To the Hunt: England’s Most Discreet Tailors

January 1, 2014

They have a royal warrant over the door, but these tailors of the English hunt still stay as far below the radar as it is possible to be. “We are situated in the heart of the English Shires, the best hunting country in Great Britain,” boasts Frank Hall. But that is all the boasting you will hear from this corner of Market Harborough in central England, one of the most anonymous of provincial towns. Discretion suits the clients who come from near and far to be outfitted to perfection.

The people at Frank Hall do not like to talk about their clients so we will show you around discreetly, trying not to make too much noise.

Photographs by Kendra Wilson.

Above: A print hanging in a back room of Frank Hall and Sons, in Market Harborough. Loyal customer Prince Charles is shown riding quietly through a wood in his younger days, dressed in blue and buff, the colors of the Beaufort Hunt.

Above: Nothing about the exterior of the Frank Hall premises, in a quiet part of town, reveals that it is interesting–except for the piles of jodhpurs and richly colored wool socks tossed over the partition in the window and the royal warrant over the door.

Above: Jodhpurs and breeches in the making.
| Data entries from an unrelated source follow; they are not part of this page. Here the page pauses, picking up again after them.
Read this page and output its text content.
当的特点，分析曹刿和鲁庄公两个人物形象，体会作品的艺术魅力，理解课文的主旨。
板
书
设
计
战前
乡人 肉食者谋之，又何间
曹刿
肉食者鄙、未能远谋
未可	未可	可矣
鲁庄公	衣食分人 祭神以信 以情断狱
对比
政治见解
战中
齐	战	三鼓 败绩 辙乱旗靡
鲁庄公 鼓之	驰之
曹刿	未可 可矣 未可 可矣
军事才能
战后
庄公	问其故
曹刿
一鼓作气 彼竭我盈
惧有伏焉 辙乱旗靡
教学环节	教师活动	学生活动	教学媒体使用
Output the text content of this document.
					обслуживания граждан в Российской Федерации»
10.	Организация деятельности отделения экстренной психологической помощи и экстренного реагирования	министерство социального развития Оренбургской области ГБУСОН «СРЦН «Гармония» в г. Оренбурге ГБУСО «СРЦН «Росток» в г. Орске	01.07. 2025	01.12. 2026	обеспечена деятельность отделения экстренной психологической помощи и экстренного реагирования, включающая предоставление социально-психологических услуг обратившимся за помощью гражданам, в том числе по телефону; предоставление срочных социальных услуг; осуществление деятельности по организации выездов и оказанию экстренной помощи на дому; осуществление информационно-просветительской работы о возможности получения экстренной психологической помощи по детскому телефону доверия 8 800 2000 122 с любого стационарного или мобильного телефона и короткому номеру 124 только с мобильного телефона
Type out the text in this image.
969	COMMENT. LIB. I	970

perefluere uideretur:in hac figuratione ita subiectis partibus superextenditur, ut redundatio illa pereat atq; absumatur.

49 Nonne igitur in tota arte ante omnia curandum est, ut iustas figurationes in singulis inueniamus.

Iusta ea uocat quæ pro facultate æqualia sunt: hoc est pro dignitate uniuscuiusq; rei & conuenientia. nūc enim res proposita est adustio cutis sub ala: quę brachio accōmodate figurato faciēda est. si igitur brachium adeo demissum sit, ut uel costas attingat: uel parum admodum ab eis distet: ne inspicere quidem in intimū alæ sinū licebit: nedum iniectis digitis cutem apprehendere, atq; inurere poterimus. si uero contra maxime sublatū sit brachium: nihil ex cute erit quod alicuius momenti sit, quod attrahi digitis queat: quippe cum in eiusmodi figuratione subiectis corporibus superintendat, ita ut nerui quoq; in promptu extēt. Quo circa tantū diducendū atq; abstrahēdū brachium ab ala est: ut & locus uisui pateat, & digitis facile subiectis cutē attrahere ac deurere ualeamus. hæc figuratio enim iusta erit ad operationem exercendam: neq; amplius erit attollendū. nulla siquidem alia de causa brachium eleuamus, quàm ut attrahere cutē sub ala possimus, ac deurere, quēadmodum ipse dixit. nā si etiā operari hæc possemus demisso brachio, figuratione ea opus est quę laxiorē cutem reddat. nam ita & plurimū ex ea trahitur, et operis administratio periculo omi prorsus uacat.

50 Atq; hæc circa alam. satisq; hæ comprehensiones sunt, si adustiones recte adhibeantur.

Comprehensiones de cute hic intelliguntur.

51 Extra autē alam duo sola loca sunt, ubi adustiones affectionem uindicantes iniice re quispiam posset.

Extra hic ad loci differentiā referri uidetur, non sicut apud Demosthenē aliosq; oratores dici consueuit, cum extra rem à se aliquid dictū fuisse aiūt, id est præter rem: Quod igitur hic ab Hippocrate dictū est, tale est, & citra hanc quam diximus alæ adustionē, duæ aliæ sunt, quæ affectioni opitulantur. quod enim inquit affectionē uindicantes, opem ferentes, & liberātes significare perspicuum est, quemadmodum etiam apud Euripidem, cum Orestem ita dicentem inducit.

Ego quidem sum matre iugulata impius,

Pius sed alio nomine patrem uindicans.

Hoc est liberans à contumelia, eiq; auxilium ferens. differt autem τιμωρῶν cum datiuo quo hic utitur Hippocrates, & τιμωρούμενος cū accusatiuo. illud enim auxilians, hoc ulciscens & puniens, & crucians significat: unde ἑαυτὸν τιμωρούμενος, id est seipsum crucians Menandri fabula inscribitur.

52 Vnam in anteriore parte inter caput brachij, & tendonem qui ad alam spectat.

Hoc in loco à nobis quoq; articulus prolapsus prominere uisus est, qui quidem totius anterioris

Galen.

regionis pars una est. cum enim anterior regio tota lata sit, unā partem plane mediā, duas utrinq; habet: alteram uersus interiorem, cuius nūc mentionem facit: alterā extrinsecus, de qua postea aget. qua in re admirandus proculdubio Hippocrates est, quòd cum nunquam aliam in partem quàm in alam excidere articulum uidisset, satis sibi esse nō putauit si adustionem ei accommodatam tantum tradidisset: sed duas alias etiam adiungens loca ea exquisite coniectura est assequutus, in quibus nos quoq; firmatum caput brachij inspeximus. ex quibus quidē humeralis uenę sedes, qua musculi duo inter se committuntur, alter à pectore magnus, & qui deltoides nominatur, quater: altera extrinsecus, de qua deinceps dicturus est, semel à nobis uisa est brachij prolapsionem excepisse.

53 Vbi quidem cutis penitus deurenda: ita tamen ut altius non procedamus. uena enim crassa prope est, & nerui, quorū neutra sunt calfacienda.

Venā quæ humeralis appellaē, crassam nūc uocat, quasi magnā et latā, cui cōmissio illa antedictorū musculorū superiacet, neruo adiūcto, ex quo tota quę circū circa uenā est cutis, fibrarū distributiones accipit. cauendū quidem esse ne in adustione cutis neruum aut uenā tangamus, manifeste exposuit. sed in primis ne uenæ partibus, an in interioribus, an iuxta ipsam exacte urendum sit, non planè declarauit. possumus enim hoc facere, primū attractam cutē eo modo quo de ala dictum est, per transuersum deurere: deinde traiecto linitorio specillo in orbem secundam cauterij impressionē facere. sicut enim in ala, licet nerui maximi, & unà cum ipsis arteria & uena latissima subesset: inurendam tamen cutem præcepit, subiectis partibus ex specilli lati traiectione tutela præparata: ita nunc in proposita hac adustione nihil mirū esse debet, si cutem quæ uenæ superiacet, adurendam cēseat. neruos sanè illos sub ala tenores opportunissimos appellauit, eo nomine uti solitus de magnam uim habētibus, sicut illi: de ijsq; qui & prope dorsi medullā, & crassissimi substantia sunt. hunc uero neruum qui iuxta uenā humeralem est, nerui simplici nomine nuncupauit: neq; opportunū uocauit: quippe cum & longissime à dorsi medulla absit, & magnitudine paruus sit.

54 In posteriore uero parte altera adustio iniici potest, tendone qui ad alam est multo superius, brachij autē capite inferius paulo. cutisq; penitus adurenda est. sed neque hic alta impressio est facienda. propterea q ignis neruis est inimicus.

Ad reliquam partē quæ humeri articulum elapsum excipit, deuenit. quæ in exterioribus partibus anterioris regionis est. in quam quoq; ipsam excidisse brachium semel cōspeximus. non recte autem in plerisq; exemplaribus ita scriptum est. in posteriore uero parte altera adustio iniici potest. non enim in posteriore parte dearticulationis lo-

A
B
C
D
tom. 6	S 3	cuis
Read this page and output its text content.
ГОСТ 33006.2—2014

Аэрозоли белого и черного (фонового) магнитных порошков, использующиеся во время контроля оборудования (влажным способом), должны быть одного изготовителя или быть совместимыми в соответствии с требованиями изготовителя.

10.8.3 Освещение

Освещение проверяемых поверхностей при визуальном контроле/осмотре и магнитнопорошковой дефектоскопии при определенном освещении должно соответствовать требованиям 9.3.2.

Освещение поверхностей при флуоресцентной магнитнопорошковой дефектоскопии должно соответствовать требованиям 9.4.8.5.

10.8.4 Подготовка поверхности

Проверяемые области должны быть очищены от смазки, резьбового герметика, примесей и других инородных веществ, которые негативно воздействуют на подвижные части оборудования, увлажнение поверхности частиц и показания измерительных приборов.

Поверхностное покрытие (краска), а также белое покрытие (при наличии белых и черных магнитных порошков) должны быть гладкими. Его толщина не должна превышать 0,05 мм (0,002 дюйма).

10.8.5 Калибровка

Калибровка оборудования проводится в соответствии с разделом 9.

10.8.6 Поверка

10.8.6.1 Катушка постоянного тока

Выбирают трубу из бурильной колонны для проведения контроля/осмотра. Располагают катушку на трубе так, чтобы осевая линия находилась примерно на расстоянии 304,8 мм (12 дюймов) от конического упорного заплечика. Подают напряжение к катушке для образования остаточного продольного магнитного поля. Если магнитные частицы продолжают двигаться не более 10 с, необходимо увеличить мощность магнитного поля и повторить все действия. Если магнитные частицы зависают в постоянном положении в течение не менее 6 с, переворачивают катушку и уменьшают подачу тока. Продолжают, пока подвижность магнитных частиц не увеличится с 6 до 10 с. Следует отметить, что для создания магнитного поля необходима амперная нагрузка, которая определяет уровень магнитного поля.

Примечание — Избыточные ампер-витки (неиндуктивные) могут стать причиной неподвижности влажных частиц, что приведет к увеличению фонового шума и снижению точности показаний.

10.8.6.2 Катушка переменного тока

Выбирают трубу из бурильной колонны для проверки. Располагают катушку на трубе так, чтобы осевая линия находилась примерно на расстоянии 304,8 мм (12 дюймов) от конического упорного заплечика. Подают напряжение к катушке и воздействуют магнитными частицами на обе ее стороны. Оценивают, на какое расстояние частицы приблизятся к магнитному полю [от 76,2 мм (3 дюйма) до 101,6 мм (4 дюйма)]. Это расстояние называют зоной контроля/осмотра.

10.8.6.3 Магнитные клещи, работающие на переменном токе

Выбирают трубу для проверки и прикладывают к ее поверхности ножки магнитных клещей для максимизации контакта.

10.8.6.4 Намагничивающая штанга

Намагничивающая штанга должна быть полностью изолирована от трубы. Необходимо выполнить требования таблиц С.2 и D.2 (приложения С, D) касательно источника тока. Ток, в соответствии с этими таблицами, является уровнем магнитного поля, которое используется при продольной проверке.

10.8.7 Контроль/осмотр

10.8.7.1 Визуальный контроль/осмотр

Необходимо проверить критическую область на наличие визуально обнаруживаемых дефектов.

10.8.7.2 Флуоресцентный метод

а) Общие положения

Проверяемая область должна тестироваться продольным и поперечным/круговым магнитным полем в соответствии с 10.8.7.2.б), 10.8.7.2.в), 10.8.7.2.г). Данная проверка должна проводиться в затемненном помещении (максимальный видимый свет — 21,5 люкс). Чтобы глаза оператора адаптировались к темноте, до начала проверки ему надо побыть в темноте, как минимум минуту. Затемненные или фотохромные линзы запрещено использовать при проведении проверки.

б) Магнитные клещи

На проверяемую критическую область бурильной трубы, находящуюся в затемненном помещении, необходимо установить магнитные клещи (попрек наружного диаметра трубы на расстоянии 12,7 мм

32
All of the work in progress is part of the display, or rather it is the display.

Above: Evening tail coat for the hunt ball, made with fine British wool.

Above: A utilitarian rack of very superior tweed and wool, including some “pink” coats and a Beaufort blue.

Above: A bespoke item in the front of the shop. Tweed is worn by regulars in the autumn before the Opening Meet and after the Cheltenham National Hunt Festival in March. It is also worn by guests on a hunt. Like the pink coat, it has an alternative name: Ratcatcher.

Above: View from my window on a winter’s morning, in the heart of Fernie Hunt country. Only top people wear pink (or shall we just say red) coats. And they are only men. The red coat (never “jacket”) is worn by the Master of the Hunt and various male members of the hunt staff. Of course women can be masters, but they do not wear red. This person on her “gray” horse could of course be a hunt master, but we’d have to take a close look at her buttons to find out.

N.N.: This is an update of a post published January 31, 2013 during our Haberdashery week.